In an alkaline solution, vanadium (V) oxide forms vanadates, salts with the anion VO43−. In contrast to the analogous phosphates, however, the vanadate ion is the most stable form; Hydrogen and dihydrogen vanadates as well as free vanadium acid are unstable and only known in dilute aqueous solutions. If basic vanadate solutions are acidified, polyvanadates are formed instead of hydrogen vanadates, in which up to ten vanadate units accumulate. Vanadates can be found in various minerals, examples are vanadinite, descloicite and carnotite.

halogen compounds 

Vanadium forms a multitude of compounds with the halogens fluorine, chlorine, bromine and iodine. Only one compound, vanadium (V) fluoride, is known to be in the +5 oxidation state. In the oxidation states +4, +3 and +2 there are compounds with all halogens, only with iodine only compounds in the states +2 and +3 are known. Of these halides, however, only the chlorides vanadium (IV) chloride and vanadium (III) chloride are technically relevant. Among other things, they serve as a catalyst for the production of ethylene-propylene-diene rubber.

Vanadiumoxidchloride 

Vanadium also forms mixed salts with oxygen and chlorine, the so-called Vanadiumoxidchloride. Vanadium (III) oxychloride, VOCl, is a yellow-brown, water-soluble powder. Vanadium (IV) oxychloride, VOCl, used in photography and as a textile stain2 consists of green, hygroscopic crystal tablets that dissolve in water with a blue color. Vanadium (V) oxychloride, VOCl3 after all, is a yellow liquid that is very easily hydrolyzed by water. VOCl3 serves as a catalyst component in low pressure polymerization.

Further vanadium compounds

In organic vanadium compounds, vanadium reaches its lowest oxidation states 0, −I and −III. The metallocenes, the so-called vanadocenes, are particularly important here. These are used as catalysts for the polymerization of alkynes.

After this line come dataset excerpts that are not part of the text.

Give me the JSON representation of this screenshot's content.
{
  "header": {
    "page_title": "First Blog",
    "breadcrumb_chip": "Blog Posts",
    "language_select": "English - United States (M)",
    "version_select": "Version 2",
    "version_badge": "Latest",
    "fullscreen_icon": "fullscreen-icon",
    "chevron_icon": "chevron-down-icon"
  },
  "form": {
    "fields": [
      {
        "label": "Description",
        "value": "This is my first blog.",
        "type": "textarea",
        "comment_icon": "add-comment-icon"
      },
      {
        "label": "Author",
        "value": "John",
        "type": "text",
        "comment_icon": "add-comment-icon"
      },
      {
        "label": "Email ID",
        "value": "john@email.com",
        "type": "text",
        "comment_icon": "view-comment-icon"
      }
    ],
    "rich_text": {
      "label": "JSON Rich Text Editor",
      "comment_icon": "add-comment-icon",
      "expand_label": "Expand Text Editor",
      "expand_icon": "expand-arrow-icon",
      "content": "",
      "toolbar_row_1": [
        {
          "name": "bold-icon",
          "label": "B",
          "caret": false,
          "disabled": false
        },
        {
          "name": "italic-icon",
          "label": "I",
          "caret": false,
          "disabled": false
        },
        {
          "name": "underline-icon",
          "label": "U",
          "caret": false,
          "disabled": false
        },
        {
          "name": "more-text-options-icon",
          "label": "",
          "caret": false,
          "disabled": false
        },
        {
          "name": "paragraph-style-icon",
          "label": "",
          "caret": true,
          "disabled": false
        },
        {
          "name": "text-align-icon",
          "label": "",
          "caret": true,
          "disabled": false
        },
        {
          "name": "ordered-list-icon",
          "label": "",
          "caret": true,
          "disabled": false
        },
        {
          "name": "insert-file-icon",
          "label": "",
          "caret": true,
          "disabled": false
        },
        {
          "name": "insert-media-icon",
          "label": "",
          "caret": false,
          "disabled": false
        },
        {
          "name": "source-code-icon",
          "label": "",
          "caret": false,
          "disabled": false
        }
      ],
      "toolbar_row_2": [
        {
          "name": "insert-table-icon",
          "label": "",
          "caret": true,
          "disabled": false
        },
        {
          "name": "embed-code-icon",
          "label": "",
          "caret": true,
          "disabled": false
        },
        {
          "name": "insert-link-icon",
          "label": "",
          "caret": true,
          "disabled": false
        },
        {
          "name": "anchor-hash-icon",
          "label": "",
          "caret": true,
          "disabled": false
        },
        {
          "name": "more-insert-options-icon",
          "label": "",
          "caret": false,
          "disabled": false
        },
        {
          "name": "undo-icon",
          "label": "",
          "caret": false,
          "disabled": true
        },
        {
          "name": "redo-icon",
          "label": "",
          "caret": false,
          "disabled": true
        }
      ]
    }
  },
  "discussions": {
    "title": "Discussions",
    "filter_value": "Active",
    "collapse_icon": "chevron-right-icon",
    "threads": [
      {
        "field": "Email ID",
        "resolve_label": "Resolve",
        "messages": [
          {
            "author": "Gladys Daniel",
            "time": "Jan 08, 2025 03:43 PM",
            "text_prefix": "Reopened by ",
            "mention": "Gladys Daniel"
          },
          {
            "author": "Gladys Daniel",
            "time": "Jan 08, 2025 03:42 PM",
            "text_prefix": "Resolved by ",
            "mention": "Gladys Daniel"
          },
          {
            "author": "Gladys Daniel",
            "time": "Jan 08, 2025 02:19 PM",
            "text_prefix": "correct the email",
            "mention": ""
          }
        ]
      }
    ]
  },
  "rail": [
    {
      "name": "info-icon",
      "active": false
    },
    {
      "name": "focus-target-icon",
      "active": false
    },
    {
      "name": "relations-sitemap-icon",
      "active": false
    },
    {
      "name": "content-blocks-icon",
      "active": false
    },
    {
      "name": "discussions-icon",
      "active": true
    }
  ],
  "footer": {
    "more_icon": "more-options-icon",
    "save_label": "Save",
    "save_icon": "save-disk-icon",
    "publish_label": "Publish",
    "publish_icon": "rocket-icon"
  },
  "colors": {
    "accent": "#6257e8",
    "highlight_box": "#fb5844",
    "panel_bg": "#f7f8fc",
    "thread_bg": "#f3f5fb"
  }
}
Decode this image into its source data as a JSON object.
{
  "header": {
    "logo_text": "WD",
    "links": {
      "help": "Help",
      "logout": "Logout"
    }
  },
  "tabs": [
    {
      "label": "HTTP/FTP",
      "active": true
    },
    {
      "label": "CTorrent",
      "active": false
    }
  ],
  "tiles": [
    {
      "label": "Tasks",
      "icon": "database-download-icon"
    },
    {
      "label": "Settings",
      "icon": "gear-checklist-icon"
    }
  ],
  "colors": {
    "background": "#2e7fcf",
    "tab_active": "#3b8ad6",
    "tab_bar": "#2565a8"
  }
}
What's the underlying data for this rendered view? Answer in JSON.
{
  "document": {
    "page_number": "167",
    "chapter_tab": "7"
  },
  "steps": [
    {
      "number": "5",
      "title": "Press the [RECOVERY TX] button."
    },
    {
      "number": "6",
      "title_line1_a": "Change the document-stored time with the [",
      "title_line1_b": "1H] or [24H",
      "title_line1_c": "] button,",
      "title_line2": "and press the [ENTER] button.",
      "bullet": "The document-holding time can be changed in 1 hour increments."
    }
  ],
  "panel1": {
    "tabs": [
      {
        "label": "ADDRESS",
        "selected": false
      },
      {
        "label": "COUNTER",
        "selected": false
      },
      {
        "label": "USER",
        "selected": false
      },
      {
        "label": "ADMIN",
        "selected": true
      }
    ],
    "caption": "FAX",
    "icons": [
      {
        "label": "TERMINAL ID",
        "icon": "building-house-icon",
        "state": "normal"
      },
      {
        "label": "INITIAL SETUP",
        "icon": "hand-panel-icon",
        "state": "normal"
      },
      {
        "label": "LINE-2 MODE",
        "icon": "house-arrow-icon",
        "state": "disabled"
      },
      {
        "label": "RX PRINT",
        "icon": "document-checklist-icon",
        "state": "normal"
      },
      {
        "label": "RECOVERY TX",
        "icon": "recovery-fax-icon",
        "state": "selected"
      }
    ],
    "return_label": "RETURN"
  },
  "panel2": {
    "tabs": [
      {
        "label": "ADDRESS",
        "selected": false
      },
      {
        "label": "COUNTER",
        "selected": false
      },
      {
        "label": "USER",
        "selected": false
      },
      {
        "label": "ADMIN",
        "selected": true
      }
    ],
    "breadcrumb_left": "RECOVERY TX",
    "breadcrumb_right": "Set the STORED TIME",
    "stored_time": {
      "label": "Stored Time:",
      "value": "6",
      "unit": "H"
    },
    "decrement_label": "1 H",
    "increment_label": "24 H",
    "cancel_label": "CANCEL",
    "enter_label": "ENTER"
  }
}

Vanadium carbide VC is used in powder form for plasma spraying or plasma powder build-up welding, among other things. Furthermore, vanadium carbide is added to hard metals in order to reduce grain growth. The result is so-called cermets, which are particularly hard and wear-resistant.

General
Name, symbol, atomic number Vanadium, V, 23
Series Transition metals
Group, period, block 5, 4, d
Appearance steel gray metallic, bluish shimmering
CAS number 7440-62-2
Mass fraction of the earth shell 0,041%
Atomic
atomic mass 50,9415 u
Atomic radius (calculated) 135 (171) pm
Covalent radius 153 pm
electron configuration [Ar] 3d3 4s2
1. ionization 650,9 kJ / mol
2. ionization 1414 kJ / mol
3. ionization 2830 kJ / mol
4. ionization 4507 kJ / mol
5. ionization 6298,7 kJ / mol
Physically
Physical state fest
crystal structure cubic body-centered
density 6,11 g / cm3 (20 ° C)
Mohs hardness 7,0
magnetism paramagnetic (\ Chi_ {m} = 3,8 10−4)
melting point 2183 K (1910 ° C)
boiling point 3680 K (3407 ° C)
Molar volume 8,32 · 10−6 m3/ mol
Heat of vaporization 453 kJ / mol
heat of fusion 21,5[5] kJ / mol
speed of sound 4560 m / s at 293,15 K
Specific heat capacity 489 J / (kg K)
Electric conductivity 5 · 106 A / (V · m)
thermal conductivity 31 W / (m K)
Chemical
oxidation states +5, + 4, + 3, + 2
electronegativity 1,63 (Pauling scale)
Isotope
isotope NH t1/2 ZA ZE (MeV) ZP
48V {Syn.} 15,9735 d ε 4,012 48Ti
49V {Syn.} 330 d ε 0,602 49Ti
50V 0,25% 1,5 · 1017 a ε 2,208 50Ti
β- 1,037 50Cr
51V 99,75 % Stabil
safety instructions
GHS hazardous substances labeling
no GHS pictograms

H- and P-phrasesH: no H-phrasesEUH: no EUH ratesP: no P-phrases Hazardous Informationpowder

Highly flammable lovely
Light-
flammable
lovely
(F) (Xi)

R- und S-SätzeR: 17-36/37/38 (Pulver)S: 7-26-33-37-43-60 (Pulver)

Please follow and like us:
Do you have questions about our services?
We will advise you by phone. Make an appointment with us and use the contact form.